= 2007 Central Luzon hog cholera outbreak =

Disease outbreak in the Philippines

In mid-2007, an outbreak of classical swine fever or hog cholera had affected the Central Luzon region of the Philippines, particularly in the provinces of Bulacan and Pampanga, as confirmed by the Department of Agriculture (DA).

==Statistics==
Bulacan, which lies immediately north of Metro Manila, is the center of hog raising in the Philippines. Backyard and commercial farms, about 300 in number, with 80% of those commercial, are estimated to have more than a million sows.

== Outbreak ==
The outbreak was originally confined on early July to backyard farms in three towns, but expanded to 43 barangays in 12 municipalities (of 21 municipalities and three cities) in Bulacan. Commercial farms, which are 80% of the farms, were unaffected, according to provincial veterinarian Felipe Bartolome. Bartolome also dismissed the cases of foot-and-mouth disease in the province, and the hog cholera only affected about 3,000–5,000 sows. The DA assured the public that pork prices would remain stable and that the supply of pork in Metro Manila would not be affected.

As a result of the outbreak, the DA issued a memorandum to prevent the spread of hog cholera virus in Central Luzon, containing quarantine policies to prevent further spread of the virus and information dissemination on proper hog hygiene.

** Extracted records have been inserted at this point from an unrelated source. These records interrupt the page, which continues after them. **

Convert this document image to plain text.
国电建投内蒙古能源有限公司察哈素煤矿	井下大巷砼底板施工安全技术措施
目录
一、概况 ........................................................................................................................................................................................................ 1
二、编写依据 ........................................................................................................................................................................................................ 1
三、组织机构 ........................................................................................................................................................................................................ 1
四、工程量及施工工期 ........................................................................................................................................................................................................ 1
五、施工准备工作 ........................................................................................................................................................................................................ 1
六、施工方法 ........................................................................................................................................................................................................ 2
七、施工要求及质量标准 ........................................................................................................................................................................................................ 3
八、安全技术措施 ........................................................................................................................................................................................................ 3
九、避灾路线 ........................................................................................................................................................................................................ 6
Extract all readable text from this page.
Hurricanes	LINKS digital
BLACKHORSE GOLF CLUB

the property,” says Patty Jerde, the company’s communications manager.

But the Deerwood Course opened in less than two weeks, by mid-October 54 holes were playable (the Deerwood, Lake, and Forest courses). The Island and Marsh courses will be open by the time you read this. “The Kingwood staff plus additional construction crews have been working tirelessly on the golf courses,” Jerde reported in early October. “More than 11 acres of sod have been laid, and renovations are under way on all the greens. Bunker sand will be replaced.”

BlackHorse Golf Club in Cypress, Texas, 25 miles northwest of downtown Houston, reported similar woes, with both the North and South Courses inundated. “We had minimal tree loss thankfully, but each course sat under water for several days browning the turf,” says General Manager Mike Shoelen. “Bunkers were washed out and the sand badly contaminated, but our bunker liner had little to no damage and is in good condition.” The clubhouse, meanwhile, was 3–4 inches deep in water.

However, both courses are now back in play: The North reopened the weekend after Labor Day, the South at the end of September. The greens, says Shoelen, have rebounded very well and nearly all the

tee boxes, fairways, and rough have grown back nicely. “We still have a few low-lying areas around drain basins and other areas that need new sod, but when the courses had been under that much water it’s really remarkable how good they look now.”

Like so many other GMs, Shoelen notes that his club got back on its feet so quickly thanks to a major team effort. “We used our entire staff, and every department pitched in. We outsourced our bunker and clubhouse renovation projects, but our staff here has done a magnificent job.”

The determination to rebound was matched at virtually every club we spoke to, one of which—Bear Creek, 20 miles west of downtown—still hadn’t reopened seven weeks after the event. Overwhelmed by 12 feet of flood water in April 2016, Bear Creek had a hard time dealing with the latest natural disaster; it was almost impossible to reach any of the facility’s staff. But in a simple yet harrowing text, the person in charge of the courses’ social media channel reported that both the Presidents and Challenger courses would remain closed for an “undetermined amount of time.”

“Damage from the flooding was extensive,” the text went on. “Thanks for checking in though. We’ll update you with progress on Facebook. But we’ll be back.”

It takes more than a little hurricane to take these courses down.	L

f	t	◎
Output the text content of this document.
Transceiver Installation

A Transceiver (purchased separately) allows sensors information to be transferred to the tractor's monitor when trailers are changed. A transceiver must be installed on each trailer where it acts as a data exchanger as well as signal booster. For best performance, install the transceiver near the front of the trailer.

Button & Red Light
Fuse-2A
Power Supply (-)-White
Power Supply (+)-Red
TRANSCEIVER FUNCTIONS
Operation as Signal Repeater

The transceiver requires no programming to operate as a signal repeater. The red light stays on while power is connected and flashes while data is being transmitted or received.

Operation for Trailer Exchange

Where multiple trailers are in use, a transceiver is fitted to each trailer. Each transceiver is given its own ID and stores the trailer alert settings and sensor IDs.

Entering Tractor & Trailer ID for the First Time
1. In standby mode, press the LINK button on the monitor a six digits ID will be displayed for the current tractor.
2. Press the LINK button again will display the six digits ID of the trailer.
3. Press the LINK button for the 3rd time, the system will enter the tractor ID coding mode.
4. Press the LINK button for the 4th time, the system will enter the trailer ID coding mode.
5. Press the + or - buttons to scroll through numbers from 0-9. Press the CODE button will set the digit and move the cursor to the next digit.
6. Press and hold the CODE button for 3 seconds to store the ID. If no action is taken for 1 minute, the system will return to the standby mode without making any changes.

At the end of July, DA's Bureau of Animal Industry via a report of its officer-in-charge Davinio Catbagan to DA secretary Arthur Yap said, "hog cholera, swine flu, and the pseudo-rabies virus that hit some farms have now been placed under control through measures the Department of Agriculture immediately put in place." The DA released 5,000 doses of hog cholera vaccine in the province to curtail the outbreak. In its estimate, the DA said only 4,000 sows, 2,000 each in Bulacan and Pampanga, were affected. Furthermore, the National Meat Inspection Service strictly monitored the movement of hogs and newly slaughtered meat. The final count for Bulacan was pegged at 2,823 affected hogs, representing a minimal 0.29% of the total hog population of over one million in Bulacan, in 43 barangays in 11 towns and one city.

== Response ==
As a result of the outbreak, police checkpoints were placed along the roads entering Metro Manila. A routine inspection seized 400 kg of "hot meat" in Santa Maria, Bulacan, while Quezon City officials confiscated five tons of meat from Balintawak public market during a surprise inspection.